Tomorrow will mark 17 years since hijackers crashed two jets into the Twin Towers in Manhattan, one into the Pentagon in Washington, D.C., and a fourth, Flight 93, in a field near Shanksville, Pa. There's a memorial to Flight 93 there in Shanksville, and yesterday the last element was put in place. It is called the Tower of Voices. Katie Meyer of member station WITF was there for the dedication.

KATIE MEYER, BYLINE: On the day the Tower of Voices is dedicated, it's bucketing rain. The rolling hills of Flight 93 Memorial Park are muddy, and the paths that radiate out from the visitors' center are mostly deserted. The park's newest and last feature, the Tower of Voices, stands out starkly against the clouds, 93 feet high. Inside a tent, family members of those who died on Flight 93 are gathered. Seventeen years ago, they were strangers. Now they're old friends.

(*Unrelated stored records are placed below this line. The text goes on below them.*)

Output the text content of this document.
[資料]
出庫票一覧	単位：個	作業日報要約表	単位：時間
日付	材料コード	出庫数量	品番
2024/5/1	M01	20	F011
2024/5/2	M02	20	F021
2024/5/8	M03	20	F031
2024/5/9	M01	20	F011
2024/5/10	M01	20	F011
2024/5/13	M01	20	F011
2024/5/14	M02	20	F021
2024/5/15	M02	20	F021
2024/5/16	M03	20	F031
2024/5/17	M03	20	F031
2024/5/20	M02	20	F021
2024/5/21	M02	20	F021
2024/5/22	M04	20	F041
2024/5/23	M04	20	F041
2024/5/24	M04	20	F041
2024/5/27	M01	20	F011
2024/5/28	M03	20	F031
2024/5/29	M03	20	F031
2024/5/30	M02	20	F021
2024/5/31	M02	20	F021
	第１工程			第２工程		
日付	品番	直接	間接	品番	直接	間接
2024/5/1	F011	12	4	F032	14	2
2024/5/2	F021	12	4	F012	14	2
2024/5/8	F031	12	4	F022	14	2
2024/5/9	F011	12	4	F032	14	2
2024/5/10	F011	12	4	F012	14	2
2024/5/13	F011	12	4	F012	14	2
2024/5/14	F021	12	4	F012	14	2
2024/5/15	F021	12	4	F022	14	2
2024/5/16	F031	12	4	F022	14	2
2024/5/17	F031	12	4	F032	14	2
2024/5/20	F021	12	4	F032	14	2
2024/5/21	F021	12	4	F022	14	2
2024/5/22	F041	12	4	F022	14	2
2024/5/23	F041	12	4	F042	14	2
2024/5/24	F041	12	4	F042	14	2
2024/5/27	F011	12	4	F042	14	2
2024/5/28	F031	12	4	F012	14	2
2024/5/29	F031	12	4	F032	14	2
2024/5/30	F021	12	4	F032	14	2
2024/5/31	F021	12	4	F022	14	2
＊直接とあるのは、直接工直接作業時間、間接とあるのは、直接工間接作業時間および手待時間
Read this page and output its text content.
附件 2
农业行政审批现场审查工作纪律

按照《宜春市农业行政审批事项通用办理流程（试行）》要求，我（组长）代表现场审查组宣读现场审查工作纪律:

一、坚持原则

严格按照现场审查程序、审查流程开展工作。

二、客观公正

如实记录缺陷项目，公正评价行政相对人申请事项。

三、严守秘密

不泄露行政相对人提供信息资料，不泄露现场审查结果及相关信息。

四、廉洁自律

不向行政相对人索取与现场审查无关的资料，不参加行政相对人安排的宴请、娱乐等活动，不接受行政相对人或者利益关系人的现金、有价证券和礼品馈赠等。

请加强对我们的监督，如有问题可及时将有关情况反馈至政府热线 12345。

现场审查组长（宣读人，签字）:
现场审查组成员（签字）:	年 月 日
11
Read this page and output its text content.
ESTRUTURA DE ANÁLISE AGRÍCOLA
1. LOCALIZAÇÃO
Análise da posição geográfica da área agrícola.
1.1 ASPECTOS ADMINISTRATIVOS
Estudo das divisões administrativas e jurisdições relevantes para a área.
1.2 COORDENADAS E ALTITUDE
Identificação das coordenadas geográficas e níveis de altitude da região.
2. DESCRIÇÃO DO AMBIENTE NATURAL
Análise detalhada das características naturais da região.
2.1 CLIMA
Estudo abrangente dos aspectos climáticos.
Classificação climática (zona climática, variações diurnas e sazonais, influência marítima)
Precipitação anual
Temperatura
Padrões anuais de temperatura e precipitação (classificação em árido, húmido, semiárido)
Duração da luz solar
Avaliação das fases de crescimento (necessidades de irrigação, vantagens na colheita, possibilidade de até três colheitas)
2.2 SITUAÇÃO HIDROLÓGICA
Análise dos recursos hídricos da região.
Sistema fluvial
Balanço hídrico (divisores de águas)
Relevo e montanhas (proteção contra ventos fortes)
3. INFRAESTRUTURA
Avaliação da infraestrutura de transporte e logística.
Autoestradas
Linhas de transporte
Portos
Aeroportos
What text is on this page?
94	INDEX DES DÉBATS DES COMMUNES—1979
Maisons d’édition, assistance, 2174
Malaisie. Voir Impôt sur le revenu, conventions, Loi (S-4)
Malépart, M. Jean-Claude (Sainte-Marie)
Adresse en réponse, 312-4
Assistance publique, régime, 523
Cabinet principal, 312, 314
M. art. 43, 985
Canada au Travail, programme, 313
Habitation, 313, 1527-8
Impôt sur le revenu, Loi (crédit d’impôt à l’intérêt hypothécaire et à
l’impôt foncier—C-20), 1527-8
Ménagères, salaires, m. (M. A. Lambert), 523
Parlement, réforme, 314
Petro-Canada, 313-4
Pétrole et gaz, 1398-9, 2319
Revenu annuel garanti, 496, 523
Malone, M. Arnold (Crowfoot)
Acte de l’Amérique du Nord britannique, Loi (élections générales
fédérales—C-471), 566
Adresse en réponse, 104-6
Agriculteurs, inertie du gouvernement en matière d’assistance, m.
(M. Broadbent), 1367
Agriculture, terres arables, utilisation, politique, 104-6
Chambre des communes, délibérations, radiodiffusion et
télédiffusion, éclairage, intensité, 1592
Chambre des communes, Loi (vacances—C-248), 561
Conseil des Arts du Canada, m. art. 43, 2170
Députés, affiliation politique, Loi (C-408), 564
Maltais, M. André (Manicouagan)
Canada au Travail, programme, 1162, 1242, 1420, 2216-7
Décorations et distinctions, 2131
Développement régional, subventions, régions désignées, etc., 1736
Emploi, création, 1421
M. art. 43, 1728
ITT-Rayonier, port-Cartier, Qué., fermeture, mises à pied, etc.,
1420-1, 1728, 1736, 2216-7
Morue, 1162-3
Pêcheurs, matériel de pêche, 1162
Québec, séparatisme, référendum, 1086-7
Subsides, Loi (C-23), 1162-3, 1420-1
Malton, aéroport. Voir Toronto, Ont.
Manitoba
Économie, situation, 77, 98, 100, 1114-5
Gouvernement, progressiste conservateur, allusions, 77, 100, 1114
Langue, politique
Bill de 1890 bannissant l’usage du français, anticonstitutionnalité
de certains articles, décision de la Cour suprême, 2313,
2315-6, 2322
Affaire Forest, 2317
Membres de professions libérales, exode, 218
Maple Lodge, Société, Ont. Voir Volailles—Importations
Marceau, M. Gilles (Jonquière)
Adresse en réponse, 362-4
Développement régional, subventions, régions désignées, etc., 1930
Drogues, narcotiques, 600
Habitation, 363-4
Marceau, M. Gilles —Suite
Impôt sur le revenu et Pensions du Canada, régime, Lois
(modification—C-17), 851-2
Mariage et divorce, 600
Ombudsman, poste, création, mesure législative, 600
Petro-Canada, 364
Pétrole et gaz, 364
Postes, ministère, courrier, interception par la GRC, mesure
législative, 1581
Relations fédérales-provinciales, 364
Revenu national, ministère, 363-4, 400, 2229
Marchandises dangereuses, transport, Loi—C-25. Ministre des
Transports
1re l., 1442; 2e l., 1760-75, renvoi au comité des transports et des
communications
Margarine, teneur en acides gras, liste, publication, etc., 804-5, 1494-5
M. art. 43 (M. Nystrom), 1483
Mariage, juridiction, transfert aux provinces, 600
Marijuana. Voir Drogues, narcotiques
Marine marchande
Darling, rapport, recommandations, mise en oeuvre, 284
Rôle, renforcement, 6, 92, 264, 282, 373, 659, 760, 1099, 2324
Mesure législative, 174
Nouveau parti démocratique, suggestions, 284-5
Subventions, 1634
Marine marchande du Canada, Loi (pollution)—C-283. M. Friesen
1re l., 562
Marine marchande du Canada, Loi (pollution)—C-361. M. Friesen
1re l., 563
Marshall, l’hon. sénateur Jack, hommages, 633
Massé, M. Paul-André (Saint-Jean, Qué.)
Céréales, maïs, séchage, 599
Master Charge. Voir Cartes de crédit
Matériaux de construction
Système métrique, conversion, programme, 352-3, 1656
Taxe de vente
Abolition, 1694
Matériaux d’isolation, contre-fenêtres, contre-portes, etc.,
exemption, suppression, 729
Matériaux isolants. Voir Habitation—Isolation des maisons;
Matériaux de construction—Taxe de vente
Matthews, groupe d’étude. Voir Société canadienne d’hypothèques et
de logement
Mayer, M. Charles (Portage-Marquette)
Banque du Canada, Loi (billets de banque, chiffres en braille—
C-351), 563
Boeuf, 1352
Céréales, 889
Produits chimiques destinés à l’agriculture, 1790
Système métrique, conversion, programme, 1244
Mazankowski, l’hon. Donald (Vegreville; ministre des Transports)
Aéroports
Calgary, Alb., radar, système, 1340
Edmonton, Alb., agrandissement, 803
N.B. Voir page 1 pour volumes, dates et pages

DEBBIE BORZA: When we come to this anniversary, to this dedication, and we get to see people we haven't seen for a year, three years, five years - time doesn't seem to matter there.

MEYER: Debbie Borza lost her 20-year-old daughter on Flight 93. Deora Bodley was the youngest person killed in the crash. And Borza says since then, getting the memorial made has given her direction.

BORZA: Seventeen years - you know, my daughter would be 37. It's as if it were yesterday.

MEYER: Architect Paul Murdoch has overseen the design of the park since 2005. Murdoch says the Tower of Voices was the most ambitious part of the memorial. But just a few weeks before the dedication, he got word most of the massive chimes wouldn't be done in time. Eight of them are in place. Eventually there will be 40, one for each of the people lost. He says it'll create a visceral experience.

PAUL MURDOCH: It's all about remembering. And, I mean, this is what a memorial needs to do. A memorial needs to stay alive in a very personal way for people.

MEYER: And as the rain poured down at the dedication ceremony, Murdoch, family members, friends and volunteers walked up the hill to ring the chimes publicly for the first time.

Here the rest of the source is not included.